Engineered cells: a promising therapeutic approach for neural disease

The transplantation technique has been invaluable for studying the CNS. Recently, the use of genetically modified cells for CNS grafting has further increased the utility of this technique. Studies conducted during the past 10 years have shown that a variety of genes can be successfully expressed in both neural and non-neural populations. Depending on the cell type used for gene transfer, engineered cells survive well within the CNS and continue to synthesize engineered products. In addition to providing insights into CNS development and plasticity, genetically modified cells have revealed the therapeutic role of different factors in neural disease.
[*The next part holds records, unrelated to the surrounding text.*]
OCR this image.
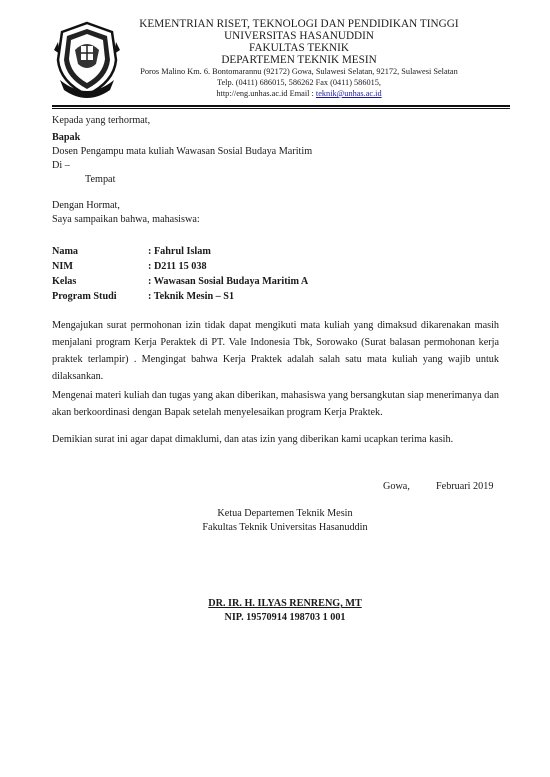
KEMENTRIAN RISET, TEKNOLOGI DAN PENDIDIKAN TINGGI
UNIVERSITAS HASANUDDIN
FAKULTAS TEKNIK
DEPARTEMEN TEKNIK MESIN
Poros Malino Km. 6. Bontomarannu (92172) Gowa, Sulawesi Selatan, 92172, Sulawesi Selatan
Telp. (0411) 686015, 586262 Fax (0411) 586015,
http://eng.unhas.ac.id Email : teknik@unhas.ac.id
Kepada yang terhormat,
Bapak
Dosen Pengampu mata kuliah Wawasan Sosial Budaya Maritim
Di –
Tempat
Dengan Hormat,
Saya sampaikan bahwa, mahasiswa:
Nama	: Fahrul Islam
NIM	: D211 15 038
Kelas	: Wawasan Sosial Budaya Maritim A
Program Studi	: Teknik Mesin – S1
Mengajukan surat permohonan izin tidak dapat mengikuti mata kuliah yang dimaksud dikarenakan masih menjalani program Kerja Peraktek di PT. Vale Indonesia Tbk, Sorowako (Surat balasan permohonan kerja praktek terlampir) . Mengingat bahwa Kerja Praktek adalah salah satu mata kuliah yang wajib untuk dilaksankan.
Mengenai materi kuliah dan tugas yang akan diberikan, mahasiswa yang bersangkutan siap menerimanya dan akan berkoordinasi dengan Bapak setelah menyelesaikan program Kerja Praktek.
Demikian surat ini agar dapat dimaklumi, dan atas izin yang diberikan kami ucapkan terima kasih.
Gowa,	Februari 2019
Ketua Departemen Teknik Mesin
Fakultas Teknik Universitas Hasanuddin
DR. IR. H. ILYAS RENRENG, MT
NIP. 19570914 198703 1 001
Cells engineered to produce growth factors have been shown to prevent and/or minimize neural degeneration following an experimental damage while the intracerebral transplantation of cells genetically modified to produce neurotransmit-ters have successfully reversed behavioral impairments of animals with experimental Parkinson's disease or Alzheimer's disease. Recent results with engineered cells transplanted into the brain of non-human primates suggest the potential of engineered cells for human therapy. Work with encapsulation techniques to isolate engineered cells from a host brain offers one of several approaches for ensuring the safety of genetically modified cells grafted into the CNS. Identifying factors that influence the survival and gene expression of engineered cells following transplantation will enhance the usefulness of these cells for studying and repairing the CNS.